Boba Devlog #2: Compiling Arrays

2023-Sep-04

Boba is a compiler project I’m working on to learn how to implement type system, code optimization passes and code generation. It compiles a language with Rust-like syntax and C-like semantics to x86-64 assembly. In this post, I’d like to explain how it compiles arrays.

1 Syntax and Semantics of Arrays

The syntax for arrays resembles that of Rust and the semantics follow that of C.

An array is a collection of elements stored in a contiguous block of memory on the stack. It evaluates to a pointer to the first element in the array and this pointer can be assigned to other variables, passed into functions and used in subscript expressions to access any element of the array. But, returning an array (pointer) from a function will result in garbage values or segmentation fault. When an array is passed into a print statement, it will print all the elements in the array.

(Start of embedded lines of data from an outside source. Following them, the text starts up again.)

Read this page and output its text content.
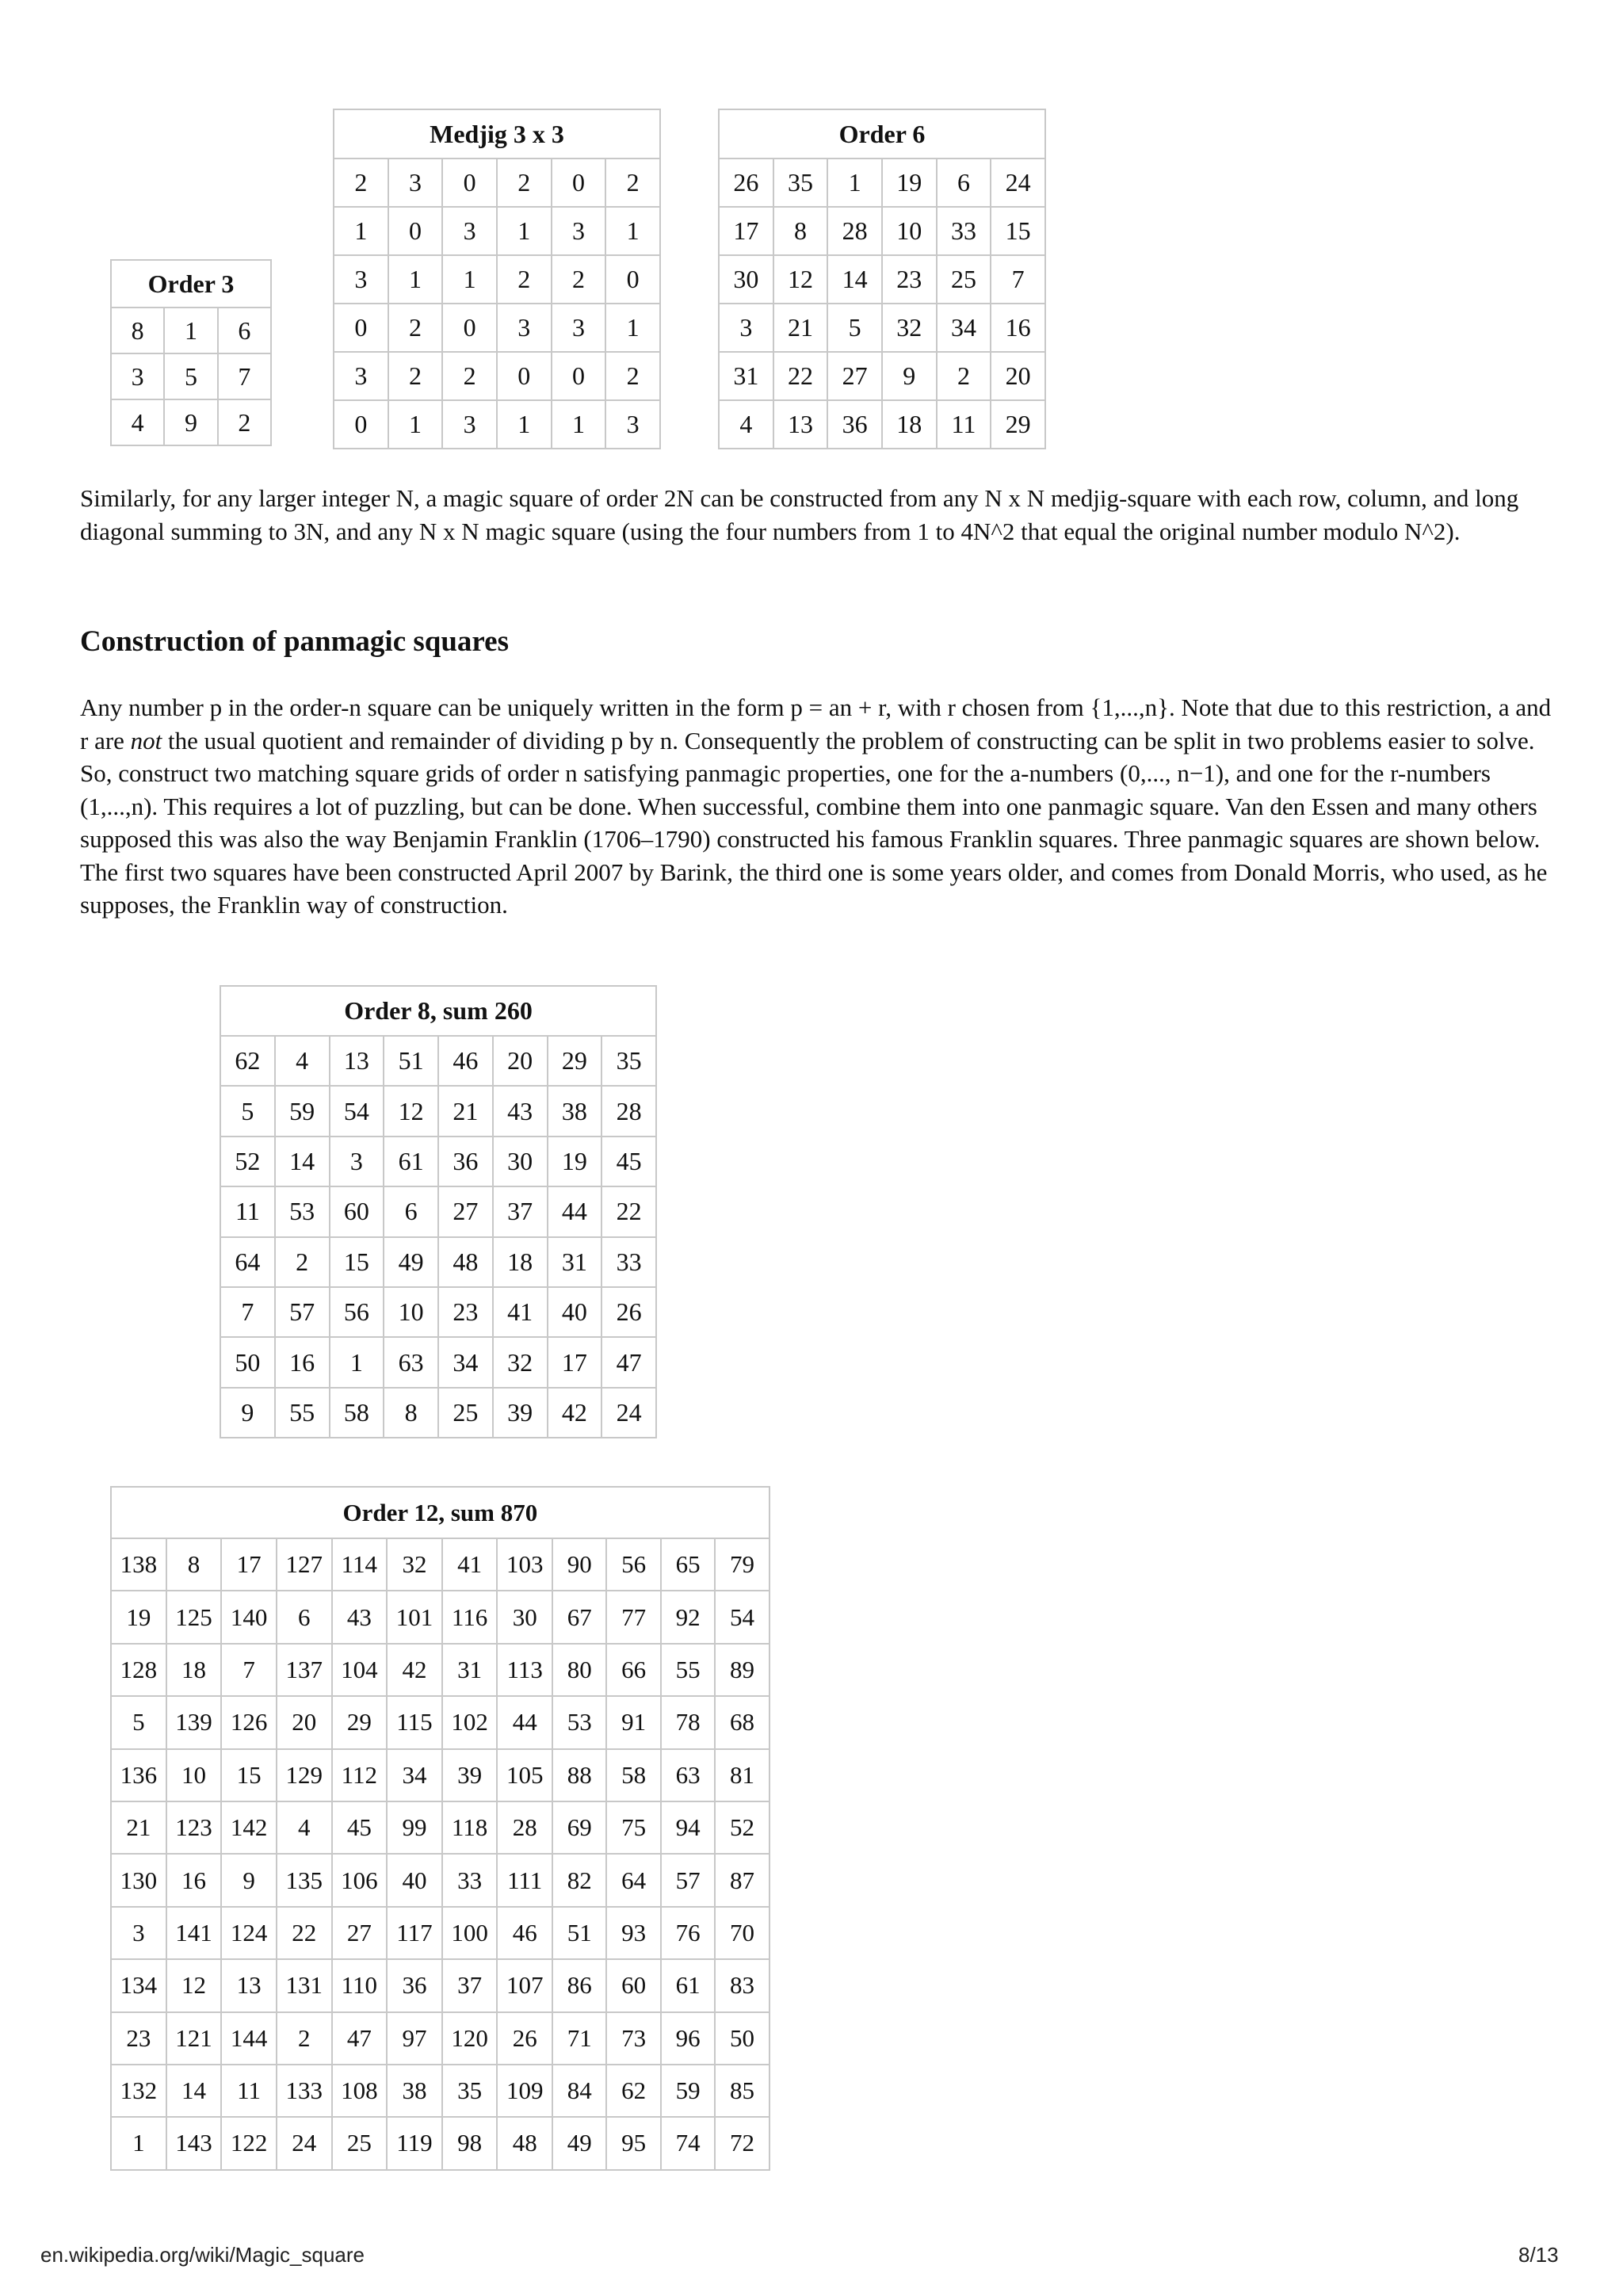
Order 3		
8	1	6
3	5	7
4	9	2
Medjig 3 x 3					
2	3	0	2	0	2
1	0	3	1	3	1
3	1	1	2	2	0
0	2	0	3	3	1
3	2	2	0	0	2
0	1	3	1	1	3
Order 6					
26	35	1	19	6	24
17	8	28	10	33	15
30	12	14	23	25	7
3	21	5	32	34	16
31	22	27	9	2	20
4	13	36	18	11	29

Similarly, for any larger integer N, a magic square of order 2N can be constructed from any N x N medjig-square with each row, column, and long diagonal summing to 3N, and any N x N magic square (using the four numbers from 1 to 4N^2 that equal the original number modulo N^2).

Construction of panmagic squares

Any number p in the order-n square can be uniquely written in the form p = an + r, with r chosen from {1,...,n}. Note that due to this restriction, a and r are not the usual quotient and remainder of dividing p by n. Consequently the problem of constructing can be split in two problems easier to solve. So, construct two matching square grids of order n satisfying panmagic properties, one for the a-numbers (0,..., n−1), and one for the r-numbers (1,...,n). This requires a lot of puzzling, but can be done. When successful, combine them into one panmagic square. Van den Essen and many others supposed this was also the way Benjamin Franklin (1706–1790) constructed his famous Franklin squares. Three panmagic squares are shown below. The first two squares have been constructed April 2007 by Barink, the third one is some years older, and comes from Donald Morris, who used, as he supposes, the Franklin way of construction.

Order 8, sum 260							
62	4	13	51	46	20	29	35
5	59	54	12	21	43	38	28
52	14	3	61	36	30	19	45
11	53	60	6	27	37	44	22
64	2	15	49	48	18	31	33
7	57	56	10	23	41	40	26
50	16	1	63	34	32	17	47
9	55	58	8	25	39	42	24
Order 12, sum 870											
138	8	17	127	114	32	41	103	90	56	65	79
19	125	140	6	43	101	116	30	67	77	92	54
128	18	7	137	104	42	31	113	80	66	55	89
5	139	126	20	29	115	102	44	53	91	78	68
136	10	15	129	112	34	39	105	88	58	63	81
21	123	142	4	45	99	118	28	69	75	94	52
130	16	9	135	106	40	33	111	82	64	57	87
3	141	124	22	27	117	100	46	51	93	76	70
134	12	13	131	110	36	37	107	86	60	61	83
23	121	144	2	47	97	120	26	71	73	96	50
132	14	11	133	108	38	35	109	84	62	59	85
1	143	122	24	25	119	98	48	49	95	74	72
en.wikipedia.org/wiki/Magic_square	8/13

fn sum(array: [i32; 5]) -> i32 {
    let mut total = 0;
    for (let mut i = 0; i < 5; i = i + 1) {
        total = total + array[i];
    }
    return total;
}

fn main() {
    let array = [1, 2, 3, 4, 5];
    let total = sum(array);
    println("Sum of {} = {}", array, total); // Sum of [1, 2, 3, 4, 5] = 15
}

2 Memory Layout

To understand how arrays can be expressed in assembly, it helped me a lot to visualize the memory layout of arrays.

2.1 One-dimensional Array

The code let a = [1, 2, 3, 4]; will have the following memory representation: Here, rbp is the base pointer of the current stack frame and -4[rbp] can be interpreted as four bytes below the base pointer.

Each number in the array is stored in a four byte interval between rbp and -16[rbp] and the variable a (pointer to the first element in the array) takes up the eight bytes immediately after -16[rbp]. The address of each value decreases since the stack grows downward.

2.2 Two-dimensional Array

The representation of a two-dimensional array is similar to an one-dimensional array but there is a level of indirection to take care of. For example, the code let a = [[1, 2], [3, 4]]; will be represented as: The first element in the array is a pointer to the first array and the second element is a pointer to the second array. The data is tightly packed because the addresses naturally align for the numbers (four bytes each) and pointers (eight bytes each). When the values don’t align naturally there will be some padding added in between the values.

3 Subscript Expressions

A subscript expression numbers[i] is used to access the element at index i in array numbers. On the assembly level, this is expressed by dereferencing the pointer obtained by adding the pointer to the first element in numbers with the product of i and the size of an element in numbers.

Internally, this gets compiled to the lea instruction to obtain the offset by multiplying the index and element size, the add instruction to increment the array pointer with the offset and the indirect addressing mode to dereference the pointer.

4 Printing Arrays

An array is just a pointer but when it is passed into a print statement, the programmer, for the most part, expects all the elements in the array to be printed rather than the pointer address. Also, since the length of the array and the type of each element in the array is known at compile time, the compiler can easily access all the elements of the array given its base pointer.

For example, if an array let array = [1, 2, 3, 4]; is passed into print as:

println("{}", array);

The print statement can be transformed into:

println("[%d, %d, %d, %d]", array[0], array[1], array[2], array[3]);

A small obstruction to express the transformation in assembly is the System V ABI calling convention where the first six arguments to a function are passed in registers and the rest are pushed onto the stack in reverse order. But, for an array where the first few elements are passed in registers and the rest are pushed onto the stack, it is complicated for the compiler to evaluate the first few elements in left-to-right order and then evaluate the rest that goes onto the stack in right-to-left order¹.

So, I decided to evaluate all arguments to a print statement (including an array’s elements) in right-to-left order. This allowed me to iterate over the arguments only once and place all the arguments in appropriate registers and positions on the stack.

Footnotes:

Maybe there is an efficient and elegant way to implement this but I cannot figure it out.